Mit Hannah Arendt liebevoll auf die Katastrophe blicken
Verzweiflung ist eine verständliche Reaktion angesichts aktueller Krisen. Doch Resignation ist billig, meint Robert Ziegelmann und plädiert mit Hannah Arendt für einen anstrengenderen, potenziell jedoch rettenden Ansatz.
Nun geht die Welt also wirklich unter. Immerhin kommt es 2024 nicht mehr so überraschend wie 2016. Die Diagnosen sind schnell zur Hand. Zu „woke“ war die demokratische Kampagne. Oder zu nah am früheren republikanischen Establishment. Kamala Harris wurde zu spät eingewechselt. Oder das Land war nicht bereit für eine weibliche, gar nichtweiße, Präsidentin. Die Inflation.
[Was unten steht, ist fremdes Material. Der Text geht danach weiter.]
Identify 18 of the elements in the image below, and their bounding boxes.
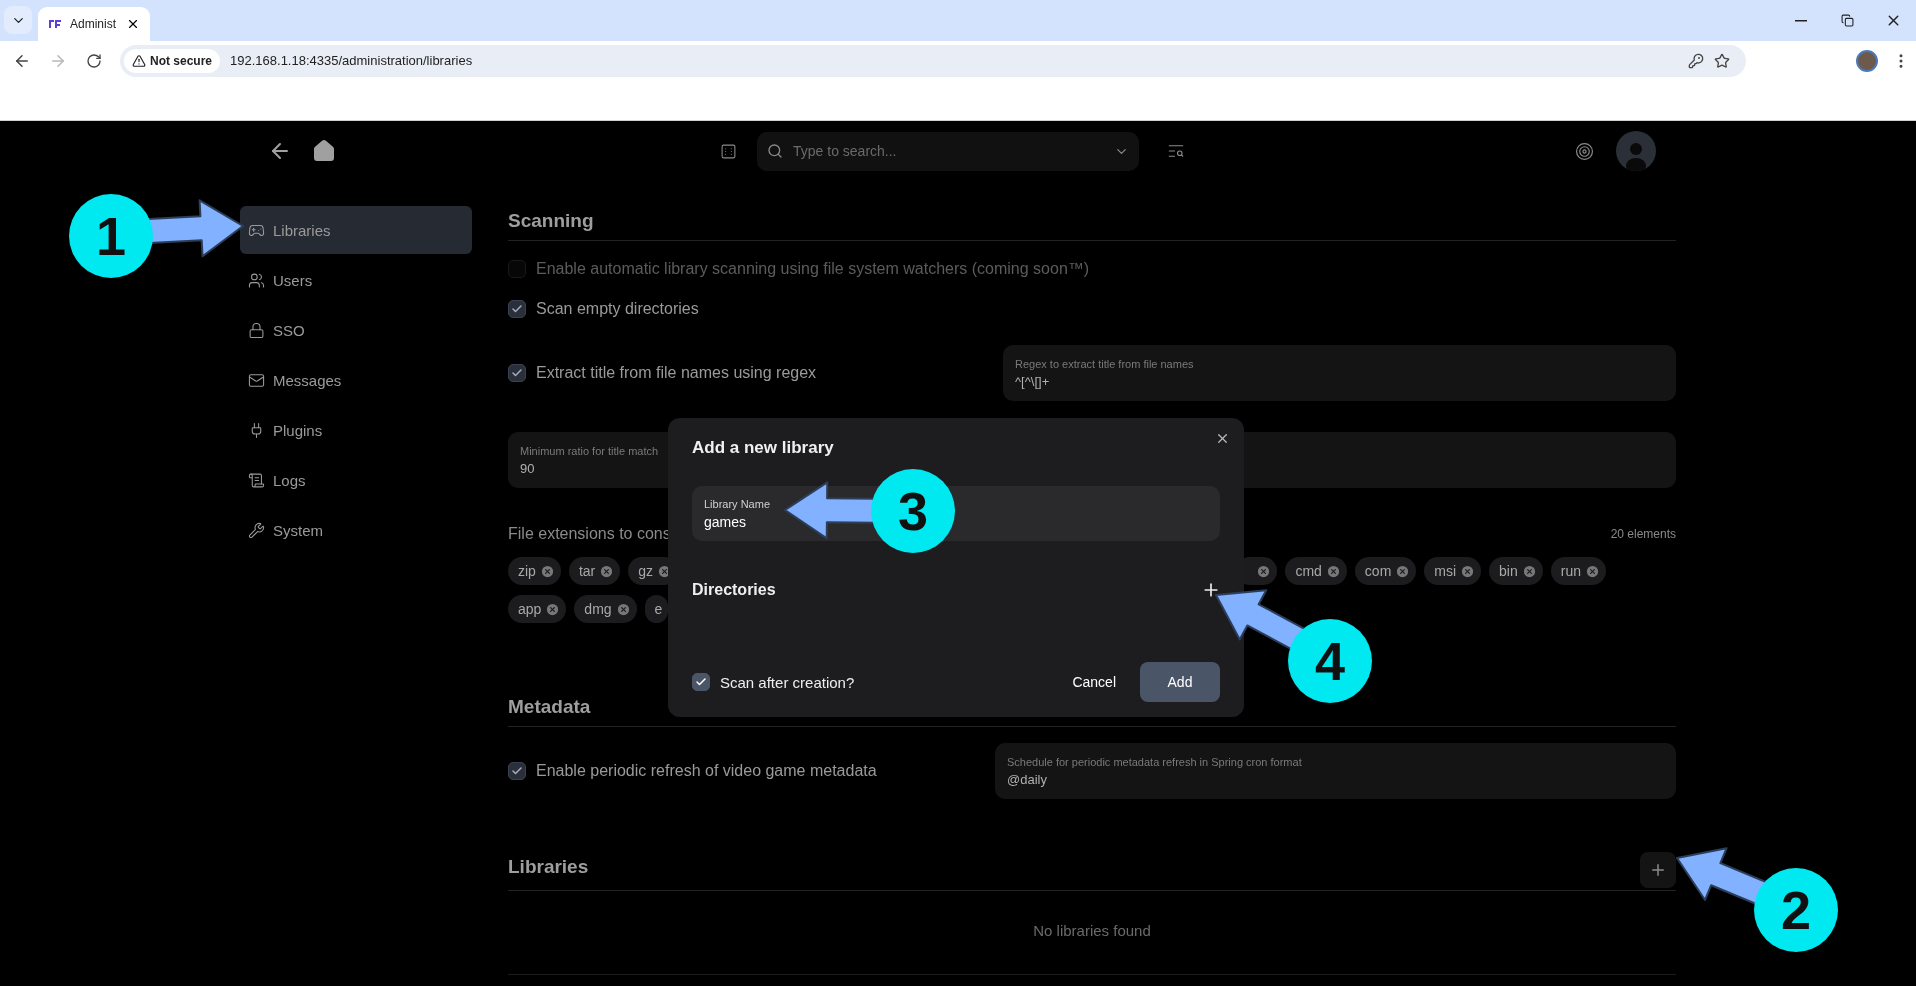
section-title: Scanning (508, 210, 594, 232)
directories-label: Directories (692, 581, 776, 599)
option-label: Enable automatic library scanning using file system watchers (coming soon™) (536, 260, 1090, 278)
option-label: Extract title from file names using regex (536, 364, 817, 382)
step-number-badge: 4 (1288, 619, 1372, 703)
element-count: 20 elements (1610, 527, 1676, 541)
url-text: 192.168.1.18:4335/administration/libraries (230, 53, 474, 68)
option-label: Scan empty directories (536, 300, 699, 318)
dialog-title: Add a new library (692, 438, 835, 458)
checkbox-label: Scan after creation? (720, 673, 855, 691)
section-title: Metadata (508, 696, 591, 718)
empty-message: No libraries found (1032, 922, 1152, 939)
step-number-badge: 1 (69, 194, 153, 278)
section-title: Libraries (508, 856, 589, 878)
step-number-badge: 3 (871, 469, 955, 553)
option-label: Enable periodic refresh of video game metadata (536, 762, 877, 780)
step-number-badge: 2 (1754, 868, 1838, 952)
field-label: Library Name (704, 497, 772, 510)
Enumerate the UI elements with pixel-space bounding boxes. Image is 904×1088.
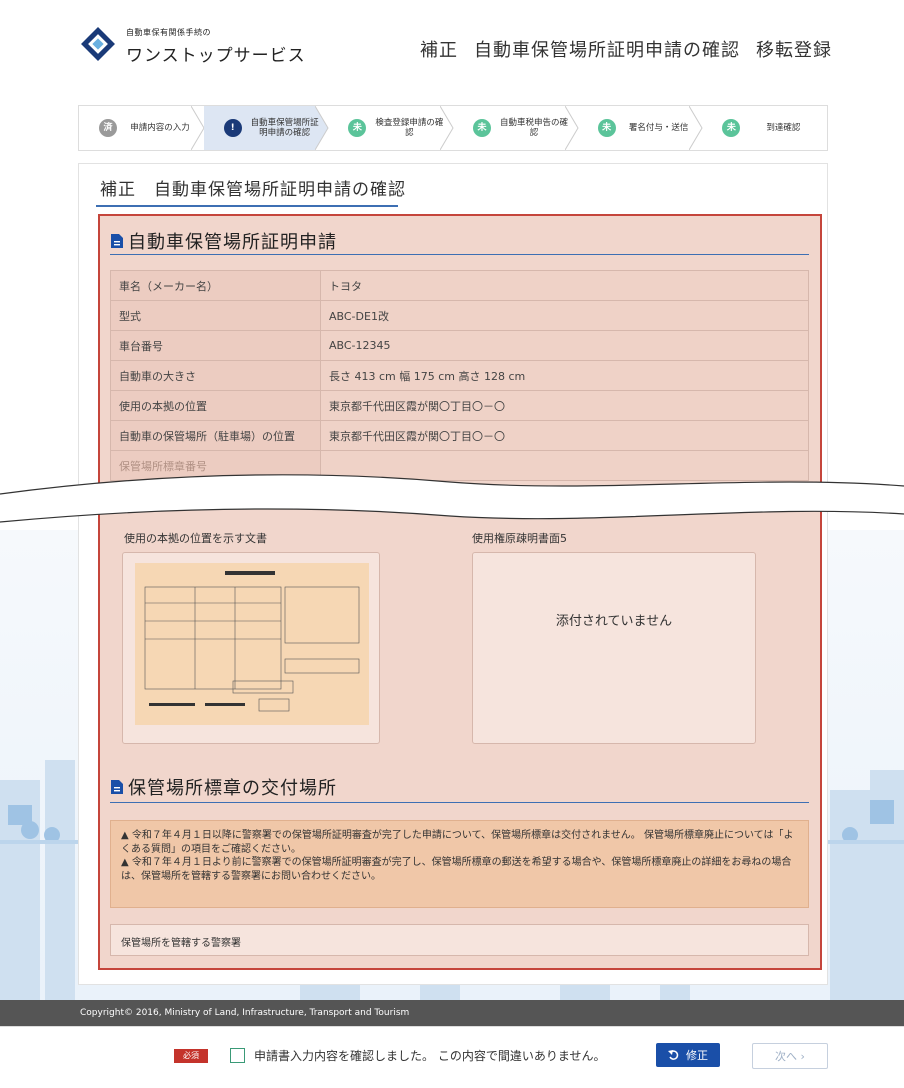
step-chevron-icon: [564, 106, 579, 150]
row-value: 東京都千代田区霞が関〇丁目〇－〇: [320, 420, 809, 451]
row-value: ABC-12345: [320, 330, 809, 361]
row-value: ABC-DE1改: [320, 300, 809, 331]
page-title-main: 自動車保管場所証明申請の確認: [474, 40, 740, 61]
page-break-tear: [0, 474, 904, 523]
step-chevron-icon: [315, 106, 330, 150]
section-title-sticker: 保管場所標章の交付場所: [110, 774, 337, 800]
step-label: 署名付与・送信: [628, 123, 689, 133]
step-todo-icon: 未: [473, 119, 492, 137]
table-row: 使用の本拠の位置 東京都千代田区霞が関〇丁目〇－〇: [110, 390, 809, 421]
document-icon: [111, 780, 123, 794]
step-chevron-icon: [440, 106, 454, 150]
edit-button-label: 修正: [686, 1049, 708, 1062]
step-label: 到達確認: [766, 123, 801, 133]
step-todo-icon: 未: [348, 119, 367, 137]
section-title-text: 自動車保管場所証明申請: [128, 232, 337, 253]
notice-line: ▲ 令和７年４月１日以降に警察署での保管場所証明審査が完了した申請について、保管…: [121, 830, 794, 855]
police-station-label: 保管場所を管轄する警察署: [110, 924, 809, 956]
row-value: 東京都千代田区霞が関〇丁目〇－〇: [320, 390, 809, 421]
undo-icon: [668, 1050, 679, 1060]
step-todo-icon: 未: [722, 119, 741, 137]
confirm-checkbox[interactable]: [230, 1048, 245, 1063]
row-key: 車名（メーカー名）: [110, 270, 321, 301]
attachment-empty-message: 添付されていません: [555, 614, 673, 629]
table-row: 型式 ABC-DE1改: [110, 300, 809, 331]
page-header: 自動車保有関係手続の ワンストップサービス 補正 自動車保管場所証明申請の確認 移転…: [0, 0, 904, 92]
attachment-empty-card: [472, 552, 756, 744]
progress-steps: 済 申請内容の入力 ! 自動車保管場所証明申請の確認 未 検査登録申請の確認 未…: [78, 105, 828, 151]
card-title-underline: [96, 205, 398, 207]
row-key: 自動車の大きさ: [110, 360, 321, 391]
step-parking-confirm: ! 自動車保管場所証明申請の確認: [203, 106, 330, 150]
section-title-parking: 自動車保管場所証明申請: [110, 228, 337, 254]
step-chevron-icon: [190, 106, 205, 150]
confirm-checkbox-label[interactable]: 申請書入力内容を確認しました。 この内容で間違いありません。: [254, 1047, 605, 1064]
section-rule: [110, 254, 809, 255]
step-registration-confirm: 未 検査登録申請の確認: [328, 106, 454, 150]
step-label: 申請内容の入力: [130, 123, 190, 133]
step-label: 検査登録申請の確認: [375, 118, 444, 138]
document-icon: [111, 234, 123, 248]
table-row: 自動車の保管場所（駐車場）の位置 東京都千代田区霞が関〇丁目〇－〇: [110, 420, 809, 451]
step-arrival: 未 到達確認: [702, 106, 827, 150]
row-key: 使用の本拠の位置: [110, 390, 321, 421]
step-label: 自動車税申告の確認: [500, 118, 569, 138]
table-row: 自動車の大きさ 長さ 413 cm 幅 175 cm 高さ 128 cm: [110, 360, 809, 391]
section-rule: [110, 802, 809, 803]
row-value: 長さ 413 cm 幅 175 cm 高さ 128 cm: [320, 360, 809, 391]
attachment-thumbnail-card[interactable]: [122, 552, 380, 744]
notice-box: ▲ 令和７年４月１日以降に警察署での保管場所証明審査が完了した申請について、保管…: [110, 820, 809, 908]
table-row: 車名（メーカー名） トヨタ: [110, 270, 809, 301]
step-current-icon: !: [223, 119, 242, 137]
copyright: Copyright© 2016, Ministry of Land, Infra…: [0, 1000, 904, 1026]
step-done-icon: 済: [99, 119, 117, 137]
vehicle-info-table: 車名（メーカー名） トヨタ 型式 ABC-DE1改 車台番号 ABC-12345 自動…: [110, 270, 809, 481]
step-todo-icon: 未: [597, 119, 616, 137]
card-title: 補正 自動車保管場所証明申請の確認: [100, 180, 406, 200]
edit-button[interactable]: 修正: [656, 1043, 720, 1067]
step-sign-send: 未 署名付与・送信: [578, 106, 703, 150]
next-button[interactable]: 次へ ›: [752, 1043, 828, 1069]
step-tax-confirm: 未 自動車税申告の確認: [453, 106, 579, 150]
row-key: 車台番号: [110, 330, 321, 361]
page-title-mode: 補正: [420, 40, 458, 61]
row-key: 型式: [110, 300, 321, 331]
logo-title: ワンストップサービス: [126, 46, 306, 66]
required-badge: 必須: [174, 1049, 208, 1063]
row-key: 自動車の保管場所（駐車場）の位置: [110, 420, 321, 451]
step-label: 自動車保管場所証明申請の確認: [250, 118, 319, 138]
section-title-text: 保管場所標章の交付場所: [128, 778, 337, 799]
page-title-type: 移転登録: [756, 40, 832, 61]
notice-line: ▲ 令和７年４月１日より前に警察署での保管場所証明審査が完了し、保管場所標章の郵…: [121, 857, 792, 882]
onestop-logo-icon: [81, 27, 115, 61]
attachment-label-right: 使用権原疎明書面5: [472, 532, 567, 545]
page-title: 補正 自動車保管場所証明申請の確認 移転登録: [420, 36, 832, 62]
step-chevron-icon: [689, 106, 703, 150]
document-thumbnail-icon: [135, 563, 369, 725]
row-value: トヨタ: [320, 270, 809, 301]
table-row: 車台番号 ABC-12345: [110, 330, 809, 361]
step-input: 済 申請内容の入力: [79, 106, 205, 150]
attachment-label-residence: 使用の本拠の位置を示す文書: [124, 532, 267, 545]
logo-subtitle: 自動車保有関係手続の: [126, 28, 211, 37]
Die Grenze. Das unbeirrte Bescheidwissen geriert sich abgeklärt, aber läuft leer. Es verstellt den Blick darauf, dass nicht diese oder jene Wahlkampfstrategie falsch war, sondern etwas sehr viel grundsätzlicher im Argen liegt. Nicht nur in den USA verengen sich Wahlkämpfe zunehmend auf Appelle, sich doch bitte noch dieses eine Mal hinter dem kleineren Übel zu versammeln. Dass nach dessen Sieg die grundsätzlichen Probleme angegangen würden, hört man etwa auch in Frankreich seit inzwischen zwei Jahrzehnten.
Das Problem ist nicht nur die jeweilige Partei des kleineren Übels, sondern die Welt, für die sie steht. Die Normalität, von der sie verspricht, dass es eine Rückkehr zu ihr geben könnte: sichere Jobs, heimelige Familien, übersichtliche Verhältnisse. So ähnlich wie damals, aber diesmal wirklich für alle. Und vielleicht ohne die ganz große Klimakatastrophe in der allzu direkten Nachbarschaft.